In Ohio, an Estate Tax return is filed within nine months of a person’s date of death. One copy is filed with the Probate Court and a second copy is filed with the County Auditor, as agent of the Ohio Tax Commissioner. The tax due is based on the net value of the decedent’s estate. This net value is based on the gross value minus the debts and administration expenses of the estate. The gross value is made up of all assets, such as real estate, bank accounts, stocks, bonds, personalty, and such. The debts and administration expenses are made up of funeral costs, attorney and executor fees, outstanding bills in the name of the decedent, and such. Ohio allows an unlimited marital deduction that allows property to pass from one spouse to another without taxation. Ohio also allows a credit of $500 on the taxes due. Taxes are paid at the Auditor’s office. It is strongly recommended that an attorney be retained to prepare this return.
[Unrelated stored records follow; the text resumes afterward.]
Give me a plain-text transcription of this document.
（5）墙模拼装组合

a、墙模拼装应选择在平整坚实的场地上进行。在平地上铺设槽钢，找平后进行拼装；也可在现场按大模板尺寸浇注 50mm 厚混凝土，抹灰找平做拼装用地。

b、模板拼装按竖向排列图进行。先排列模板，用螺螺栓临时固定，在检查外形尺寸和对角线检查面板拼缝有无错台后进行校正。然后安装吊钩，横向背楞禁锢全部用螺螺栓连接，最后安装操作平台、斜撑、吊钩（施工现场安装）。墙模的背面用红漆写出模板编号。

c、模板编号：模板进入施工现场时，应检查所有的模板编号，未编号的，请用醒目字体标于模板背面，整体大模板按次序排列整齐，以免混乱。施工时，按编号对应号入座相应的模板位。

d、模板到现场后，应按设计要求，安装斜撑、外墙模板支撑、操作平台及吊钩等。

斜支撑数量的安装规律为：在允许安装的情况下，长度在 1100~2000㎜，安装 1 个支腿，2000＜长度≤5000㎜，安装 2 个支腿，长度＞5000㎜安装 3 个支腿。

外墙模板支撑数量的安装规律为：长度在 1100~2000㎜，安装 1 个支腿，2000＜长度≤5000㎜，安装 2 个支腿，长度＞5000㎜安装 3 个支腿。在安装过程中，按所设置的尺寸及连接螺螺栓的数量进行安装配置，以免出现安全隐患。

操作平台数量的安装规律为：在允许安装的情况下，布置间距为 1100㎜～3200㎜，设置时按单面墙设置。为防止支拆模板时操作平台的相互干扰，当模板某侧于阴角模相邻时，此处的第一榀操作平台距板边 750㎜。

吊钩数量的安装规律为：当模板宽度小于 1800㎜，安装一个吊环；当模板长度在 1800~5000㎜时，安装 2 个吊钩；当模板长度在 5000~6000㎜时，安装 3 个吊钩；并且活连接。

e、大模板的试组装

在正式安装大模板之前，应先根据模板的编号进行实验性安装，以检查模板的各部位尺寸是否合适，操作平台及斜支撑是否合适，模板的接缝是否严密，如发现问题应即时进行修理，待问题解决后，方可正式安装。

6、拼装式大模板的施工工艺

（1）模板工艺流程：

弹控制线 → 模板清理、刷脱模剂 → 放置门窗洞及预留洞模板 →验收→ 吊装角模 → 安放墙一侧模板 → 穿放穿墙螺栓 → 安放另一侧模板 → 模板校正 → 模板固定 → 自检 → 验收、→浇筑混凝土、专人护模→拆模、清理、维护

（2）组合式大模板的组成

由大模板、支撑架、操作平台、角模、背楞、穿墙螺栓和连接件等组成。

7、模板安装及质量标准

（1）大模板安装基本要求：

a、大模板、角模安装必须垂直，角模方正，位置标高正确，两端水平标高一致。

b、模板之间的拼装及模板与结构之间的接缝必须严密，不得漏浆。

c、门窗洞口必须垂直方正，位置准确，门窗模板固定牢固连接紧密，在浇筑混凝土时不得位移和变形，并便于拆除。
The Auditor also issues Consent to Transfer Property (Tax Releases) for Estates. These releases serve two purposes. First, it notifies the financial institution that it may transfer ownership of the asset. Second, it notifies the Department of Taxation that the estate and asset exist and that an estate tax return may be necessary.
The monies collected from the estate tax are distributed by law, 20% to the State of Ohio and 80% to the taxing district (Township or Village) in which the decedent had resided and/or owned property.
Important Information to All Practitioners Using Computer Generated Forms for Estate Tax:
At a recent training seminar conducted by the The Ohio Department of Taxation, Estate Tax Division, the topic of computer generated forms was discussed.
Per the Department, only those forms that exactly match the forms prescribed by the Department are acceptable. If you are using computer generated forms, such as those prepared by Perfect Probate© or ProBATE Software Publishing Co.© , they must be sent to the Department for their approval.